The Case for Loose Ends
Is our obsession with neat little bows on workshops and projects actually diminishing the impact they have? The long-term impact. The impact we hope they have beyond our involvement?
Is our obsession with neat little bows on workshops and projects actually diminishing the impact they have? The long-term impact. The impact we hope they have beyond our involvement?
I've been designing and running a fair few workshops recently. Structure is important. How we start, how things flow, and how we end. I've been thinking about learning and application of ideas, I've been thinking about what happens in the room and more importantly what happens outside the room, beyond your control as a facilitator. And I've been wondering whether in our efforts to show a workshop 'works', we close off deeper learning, and how sometimes we need to intentionally leave open threads and open questions.

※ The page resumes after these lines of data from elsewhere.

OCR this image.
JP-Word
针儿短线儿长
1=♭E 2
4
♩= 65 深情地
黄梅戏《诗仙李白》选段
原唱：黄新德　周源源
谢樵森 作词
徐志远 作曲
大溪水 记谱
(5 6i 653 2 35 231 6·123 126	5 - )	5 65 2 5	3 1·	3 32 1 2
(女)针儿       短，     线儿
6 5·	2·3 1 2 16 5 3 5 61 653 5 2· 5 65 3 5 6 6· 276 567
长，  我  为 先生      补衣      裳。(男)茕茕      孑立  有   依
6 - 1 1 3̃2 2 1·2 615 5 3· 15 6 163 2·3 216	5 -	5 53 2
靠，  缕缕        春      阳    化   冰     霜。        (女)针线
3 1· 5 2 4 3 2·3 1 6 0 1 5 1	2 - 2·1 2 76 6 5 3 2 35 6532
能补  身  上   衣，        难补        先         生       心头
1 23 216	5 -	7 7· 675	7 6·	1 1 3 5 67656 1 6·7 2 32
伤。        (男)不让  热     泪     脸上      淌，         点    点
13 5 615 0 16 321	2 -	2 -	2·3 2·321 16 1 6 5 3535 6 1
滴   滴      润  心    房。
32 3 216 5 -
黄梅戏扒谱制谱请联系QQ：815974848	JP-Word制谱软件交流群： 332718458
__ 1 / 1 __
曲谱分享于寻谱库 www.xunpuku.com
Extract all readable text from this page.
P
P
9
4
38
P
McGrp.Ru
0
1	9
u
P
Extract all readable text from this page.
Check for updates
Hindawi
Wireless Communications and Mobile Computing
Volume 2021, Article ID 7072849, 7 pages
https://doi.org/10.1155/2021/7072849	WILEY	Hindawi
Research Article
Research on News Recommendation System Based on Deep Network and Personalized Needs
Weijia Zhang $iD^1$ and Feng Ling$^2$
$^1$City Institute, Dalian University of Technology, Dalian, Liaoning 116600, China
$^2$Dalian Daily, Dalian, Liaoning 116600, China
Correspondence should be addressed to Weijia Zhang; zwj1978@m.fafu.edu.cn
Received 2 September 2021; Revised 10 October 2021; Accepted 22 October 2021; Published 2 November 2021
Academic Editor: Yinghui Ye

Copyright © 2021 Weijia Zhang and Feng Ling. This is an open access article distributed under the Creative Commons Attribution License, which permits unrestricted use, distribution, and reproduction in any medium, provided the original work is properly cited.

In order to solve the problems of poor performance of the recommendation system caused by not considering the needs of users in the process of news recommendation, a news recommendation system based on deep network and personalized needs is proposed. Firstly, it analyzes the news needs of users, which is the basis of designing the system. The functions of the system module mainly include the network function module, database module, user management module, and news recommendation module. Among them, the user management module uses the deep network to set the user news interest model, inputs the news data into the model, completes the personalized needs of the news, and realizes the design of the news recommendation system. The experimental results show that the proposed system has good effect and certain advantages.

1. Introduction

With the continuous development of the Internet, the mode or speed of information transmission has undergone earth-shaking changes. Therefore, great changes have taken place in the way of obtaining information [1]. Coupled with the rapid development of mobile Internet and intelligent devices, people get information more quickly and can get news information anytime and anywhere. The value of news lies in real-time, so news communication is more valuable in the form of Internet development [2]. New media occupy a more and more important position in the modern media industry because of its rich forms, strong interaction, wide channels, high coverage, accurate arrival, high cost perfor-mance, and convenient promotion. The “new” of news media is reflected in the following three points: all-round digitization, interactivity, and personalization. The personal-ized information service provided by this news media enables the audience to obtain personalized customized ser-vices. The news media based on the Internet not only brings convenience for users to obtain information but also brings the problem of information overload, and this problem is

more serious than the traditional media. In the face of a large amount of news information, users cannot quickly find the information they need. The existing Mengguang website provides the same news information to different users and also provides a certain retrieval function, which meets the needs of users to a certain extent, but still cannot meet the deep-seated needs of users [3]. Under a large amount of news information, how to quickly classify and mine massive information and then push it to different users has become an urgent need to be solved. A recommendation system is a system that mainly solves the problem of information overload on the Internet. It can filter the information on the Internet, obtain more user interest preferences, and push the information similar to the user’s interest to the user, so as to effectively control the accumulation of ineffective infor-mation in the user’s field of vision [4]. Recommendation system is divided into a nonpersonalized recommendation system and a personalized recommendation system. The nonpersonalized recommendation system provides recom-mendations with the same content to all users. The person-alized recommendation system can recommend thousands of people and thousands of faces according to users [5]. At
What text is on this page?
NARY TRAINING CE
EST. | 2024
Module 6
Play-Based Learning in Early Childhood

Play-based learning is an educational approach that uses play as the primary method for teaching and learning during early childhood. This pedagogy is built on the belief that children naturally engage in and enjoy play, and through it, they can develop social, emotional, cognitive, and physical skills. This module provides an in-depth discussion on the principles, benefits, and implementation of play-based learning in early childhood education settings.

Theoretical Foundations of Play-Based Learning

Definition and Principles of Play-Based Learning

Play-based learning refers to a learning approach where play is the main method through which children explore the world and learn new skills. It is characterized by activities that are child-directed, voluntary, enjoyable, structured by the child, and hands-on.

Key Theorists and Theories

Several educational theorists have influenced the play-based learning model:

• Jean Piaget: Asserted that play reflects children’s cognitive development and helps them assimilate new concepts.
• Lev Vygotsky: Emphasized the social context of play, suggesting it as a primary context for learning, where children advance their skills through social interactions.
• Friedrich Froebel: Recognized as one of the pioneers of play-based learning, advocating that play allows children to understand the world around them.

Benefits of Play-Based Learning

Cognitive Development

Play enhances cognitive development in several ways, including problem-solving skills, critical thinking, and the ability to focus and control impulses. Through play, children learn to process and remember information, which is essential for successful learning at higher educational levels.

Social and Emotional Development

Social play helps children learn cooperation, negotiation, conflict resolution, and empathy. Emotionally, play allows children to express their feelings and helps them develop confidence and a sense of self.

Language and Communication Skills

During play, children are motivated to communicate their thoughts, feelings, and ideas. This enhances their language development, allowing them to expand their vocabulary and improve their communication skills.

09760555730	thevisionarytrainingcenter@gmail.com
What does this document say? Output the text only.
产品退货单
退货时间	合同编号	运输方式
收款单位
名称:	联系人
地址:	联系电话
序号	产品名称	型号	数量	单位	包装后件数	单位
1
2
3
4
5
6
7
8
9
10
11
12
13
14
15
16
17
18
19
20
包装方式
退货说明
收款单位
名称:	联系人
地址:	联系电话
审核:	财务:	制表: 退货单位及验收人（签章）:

The problem with resolution
Most of what happens in a workshop or a session is only ever useful if people can take it back into their own context and make sense of it there. A good facilitator will create rooms and spaces that support the workshop. But however well designed, the room is artificial. The real work happens when someone is back at their desk on a Tuesday morning trying to figure out what any of it means for the decision they're actually facing.
If we resolve everything in the session with neat actions, clear conclusions, a satisfying arc, there is the potential we've artificially done the sense-making for them. We've removed the productive friction of trying to figure out what it means to me in my context outside the room. We've made it easy to file the experience away.
But what if we leave a question hanging, one that is genuinely & intentionally unresolved, not because we ran out of time but because we chose to? One that forces them to contextualise, to test an idea against their own reality, to keep thinking after the room has emptied.
Maybe the loose end isn't a failure of facilitation. In some cases maybe it's the mechanism.
We design too linearly
I think part of the problem is that we default to linear workshop design and I need to wrap up neatly. Input, discussion, activity, action plan. It feels productive. It maps well to a session plan. But sometimes it skips the slower, harder cognitive work — the sitting with ambiguity, the divergent thinking, the wrestling with contradiction — that actually changes how people see and operate.
I've written about this in two frameworks — the five modes of thinking and the modes of problem solving. Both make the same core point: these aren't linear steps, they're modes you move between. But most workshop design treats them as a pipeline. We skip sensing and imagining, jump straight to designing and acting, and wonder why nothing sticks. We rush past the modes that require sitting with not-knowing because they're uncomfortable and hard to report on.
We're essentially optimising for what's legible in the room rather than what's transformative beyond it.
Honesty about complexity
There's a deeper issue too, particularly in systems change work. If we're genuinely working on complex, adaptive problems, the kind that don't have neat solutions, then wrapping a session up tidily is a kind of dishonesty. It implies that the problem can be bounded by a two-hour slot and a set of post-it notes.
The open question is the honest response to complexity. Saying "we haven't resolved this, and that's OK, and here's why" is more respectful of the work and of the people doing it than pretending we've cracked something we haven't.
Intentional, not accidental
I do want to be clear though; this isn't an argument against structure, or for vague, meandering sessions where nothing happens, in fact I am a BIG advocate for structure and get a bit annoyed if I'm in sessions where this doesn't happen! There's a world of difference between a loose end that exists because someone didn't plan properly and one that exists because a facilitator made a deliberate choice to leave space for ongoing sense-making.
The skill is knowing what to close and what to leave open. Naming it. Being honest with people that some things are meant to stay unresolved, that the discomfort of an open question is intentional and feeling comfortable with that. It's not always easy. People like certainty.
And to be clear, not every workshop or session needs this. Sometimes things can be neat, things do need resolving. The skill, and the bravery, is in knowing which one and designing for it.
What I'm trying to do differently
In the organisational resilience work, and the TechFreedom sessions we are creating, I'm experimenting with this. Designing sessions that explicitly don't resolve. Ending with questions rather than actions. Creating arcs that span weeks, not hours, so that the space between sessions becomes the real learning environment, not dead time between the important bits.
It's harder to justify. It's harder to evidence. It looks less impressive on paper and it feels uncomfortable, uncertain. But I think it's closer to how change actually works — slowly, messily, in the gaps between the things we can point to.
Maybe the best thing a workshop can do is send someone away with a question they can't stop thinking about, a niggle that they need to resolve in their time, in their context. Maybe that's not a loose end, but actually the whole point of it all. Maybe this is the thread worth following.